Aber man hat es trotz immer wieder versuchter und zuweilen auch heftiger Kritik von manchen Seiten immer verstanden, das Land im Unklaren über den Umgang mit den Fördergeldern zu halten. Vor allem die Länder und die Gemeinden verstanden und verstehen sich darauf immer prächtig. Sie lassen sich selbst vom Rechnungshof nicht aus dem Konzept bringen, wenn der kritisiert, dass die "Geheimhaltung selbst anonymisierter und aggregierter Daten sowohl gegenüber der Öffentlichkeit als auch gegenüber den staatlichen Entscheidungsträgern" das Ziel der Transparenzdatenbank torpediert.

Und schon gar nicht lassen sie sich von Kritikern beeindrucken, die die Transparenzdatenbank als nichts denn als einen sündteuren Etikettenschwindel geißeln und vor allem den Ländern vorwerfen mittels einer §15a-Vereinbarung das Gesetz und damit die Transparenzdatenbank ausgeschaltet zu haben. "Zu kompliziert" lautet die Standard-Antwort "Und bringen tut's auch nichts."

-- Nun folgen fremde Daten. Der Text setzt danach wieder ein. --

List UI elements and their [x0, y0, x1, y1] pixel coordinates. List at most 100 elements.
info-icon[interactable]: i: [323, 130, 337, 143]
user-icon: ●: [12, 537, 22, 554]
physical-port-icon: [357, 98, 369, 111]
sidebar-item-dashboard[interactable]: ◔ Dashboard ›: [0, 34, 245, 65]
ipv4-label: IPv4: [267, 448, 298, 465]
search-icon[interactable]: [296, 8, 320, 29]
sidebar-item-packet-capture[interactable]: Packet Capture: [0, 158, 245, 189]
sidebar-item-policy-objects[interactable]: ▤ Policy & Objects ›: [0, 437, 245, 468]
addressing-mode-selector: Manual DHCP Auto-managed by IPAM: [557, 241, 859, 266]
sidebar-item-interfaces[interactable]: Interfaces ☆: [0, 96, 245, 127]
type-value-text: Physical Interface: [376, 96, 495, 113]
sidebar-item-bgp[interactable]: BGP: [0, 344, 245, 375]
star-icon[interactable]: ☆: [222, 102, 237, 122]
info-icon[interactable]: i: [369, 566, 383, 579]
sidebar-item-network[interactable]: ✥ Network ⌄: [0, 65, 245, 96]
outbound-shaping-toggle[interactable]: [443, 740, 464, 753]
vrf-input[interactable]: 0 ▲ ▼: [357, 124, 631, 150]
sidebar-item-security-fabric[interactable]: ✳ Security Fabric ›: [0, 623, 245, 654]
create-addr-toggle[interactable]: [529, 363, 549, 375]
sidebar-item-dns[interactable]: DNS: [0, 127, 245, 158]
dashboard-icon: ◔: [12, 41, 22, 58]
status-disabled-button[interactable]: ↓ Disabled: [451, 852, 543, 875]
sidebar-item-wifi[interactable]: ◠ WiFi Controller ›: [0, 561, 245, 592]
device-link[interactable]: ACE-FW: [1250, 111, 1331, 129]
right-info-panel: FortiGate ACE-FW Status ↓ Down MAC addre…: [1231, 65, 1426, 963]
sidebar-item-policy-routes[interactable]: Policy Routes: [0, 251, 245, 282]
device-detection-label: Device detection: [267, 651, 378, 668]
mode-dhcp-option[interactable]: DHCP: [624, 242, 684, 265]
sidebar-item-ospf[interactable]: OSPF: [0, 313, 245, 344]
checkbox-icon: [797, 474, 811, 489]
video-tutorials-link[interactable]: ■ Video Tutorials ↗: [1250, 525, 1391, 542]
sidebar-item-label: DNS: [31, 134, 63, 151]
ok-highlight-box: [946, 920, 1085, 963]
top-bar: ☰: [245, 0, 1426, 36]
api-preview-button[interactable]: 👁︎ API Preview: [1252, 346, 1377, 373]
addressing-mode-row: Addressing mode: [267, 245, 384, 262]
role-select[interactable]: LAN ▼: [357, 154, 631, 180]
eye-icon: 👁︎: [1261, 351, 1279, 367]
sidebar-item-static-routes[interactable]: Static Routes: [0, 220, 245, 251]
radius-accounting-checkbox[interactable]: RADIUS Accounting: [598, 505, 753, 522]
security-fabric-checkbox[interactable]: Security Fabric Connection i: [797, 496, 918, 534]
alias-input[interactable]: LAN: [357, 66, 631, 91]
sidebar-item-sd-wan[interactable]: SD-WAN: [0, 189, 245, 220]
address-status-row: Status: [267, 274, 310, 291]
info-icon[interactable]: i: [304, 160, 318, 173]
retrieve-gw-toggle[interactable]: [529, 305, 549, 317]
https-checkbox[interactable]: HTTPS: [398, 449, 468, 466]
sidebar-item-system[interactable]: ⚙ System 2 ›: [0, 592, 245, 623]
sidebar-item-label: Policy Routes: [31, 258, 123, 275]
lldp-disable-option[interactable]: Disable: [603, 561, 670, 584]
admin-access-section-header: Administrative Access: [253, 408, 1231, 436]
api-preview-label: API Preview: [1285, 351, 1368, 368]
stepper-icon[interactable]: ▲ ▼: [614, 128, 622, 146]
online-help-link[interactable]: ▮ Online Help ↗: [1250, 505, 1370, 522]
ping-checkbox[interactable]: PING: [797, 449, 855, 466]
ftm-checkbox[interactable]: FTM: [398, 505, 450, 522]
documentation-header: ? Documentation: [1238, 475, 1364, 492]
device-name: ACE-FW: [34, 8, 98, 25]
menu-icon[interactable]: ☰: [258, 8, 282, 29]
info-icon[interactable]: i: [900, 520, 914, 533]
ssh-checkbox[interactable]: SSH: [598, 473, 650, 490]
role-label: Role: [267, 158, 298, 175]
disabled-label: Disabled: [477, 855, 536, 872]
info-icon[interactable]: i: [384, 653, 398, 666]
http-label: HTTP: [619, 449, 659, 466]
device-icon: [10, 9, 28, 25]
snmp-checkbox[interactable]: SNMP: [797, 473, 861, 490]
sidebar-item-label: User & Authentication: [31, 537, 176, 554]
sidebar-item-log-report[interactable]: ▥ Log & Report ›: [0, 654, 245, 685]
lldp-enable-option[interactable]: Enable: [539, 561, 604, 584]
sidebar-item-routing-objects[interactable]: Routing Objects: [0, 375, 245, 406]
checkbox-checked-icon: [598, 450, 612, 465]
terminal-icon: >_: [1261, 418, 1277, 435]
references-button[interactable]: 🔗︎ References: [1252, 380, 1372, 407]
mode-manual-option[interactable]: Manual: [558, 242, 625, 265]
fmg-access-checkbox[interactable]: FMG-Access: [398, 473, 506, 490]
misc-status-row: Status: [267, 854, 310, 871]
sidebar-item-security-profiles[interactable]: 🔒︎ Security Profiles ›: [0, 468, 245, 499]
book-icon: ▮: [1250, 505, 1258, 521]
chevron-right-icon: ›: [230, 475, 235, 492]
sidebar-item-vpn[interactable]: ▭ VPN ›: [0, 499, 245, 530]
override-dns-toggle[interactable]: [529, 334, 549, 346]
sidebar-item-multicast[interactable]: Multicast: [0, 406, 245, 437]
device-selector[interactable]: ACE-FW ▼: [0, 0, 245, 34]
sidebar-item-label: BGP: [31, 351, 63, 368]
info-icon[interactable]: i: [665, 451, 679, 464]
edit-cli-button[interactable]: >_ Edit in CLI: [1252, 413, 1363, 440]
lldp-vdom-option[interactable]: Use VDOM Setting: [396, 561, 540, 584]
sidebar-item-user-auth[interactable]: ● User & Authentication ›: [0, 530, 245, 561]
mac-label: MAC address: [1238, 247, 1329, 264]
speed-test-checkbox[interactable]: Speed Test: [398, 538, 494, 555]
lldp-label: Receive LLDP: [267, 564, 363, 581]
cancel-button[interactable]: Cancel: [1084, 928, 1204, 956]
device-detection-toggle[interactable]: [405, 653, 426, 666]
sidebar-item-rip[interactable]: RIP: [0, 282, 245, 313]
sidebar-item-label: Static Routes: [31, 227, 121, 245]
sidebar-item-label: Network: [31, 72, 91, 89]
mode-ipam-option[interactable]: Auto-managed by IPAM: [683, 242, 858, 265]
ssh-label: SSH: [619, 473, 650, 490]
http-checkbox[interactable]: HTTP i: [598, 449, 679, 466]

Neben dem Bund spielt als einziges Bundesland bisher nur Oberösterreich sämtliche Förderungen in die Transparenzdatenbank ein. 450.000 Förderfälle werden angeblich insgesamt erfasst, nur die landeseigenen Unterstützungen von weniger als 4.000 Euro werden nicht angeführt.

Eine Gruppe im Land kann sich angesichts all dessen nur wundern und ärgern -die Landwirtschaft. Vom größten bis zum kleinsten Bauern steht schon seit Jahren für jedermann nachlesbar, was sie an Förderungen und Ausgleichszahlungen bekommen. Ohne Wenn und Aber und ohne Ausnahme. Die Frage "Was geht euch das überhaupt an?" reichte nicht, um sich herauszuwinden. Da wurde einfach drübergefahren.

So wie das jetzt bei all denen nötig wäre, die mit der Verwendung der öffentlichen Gelder und der Transparenzdatenbank Katz und Maus spielen.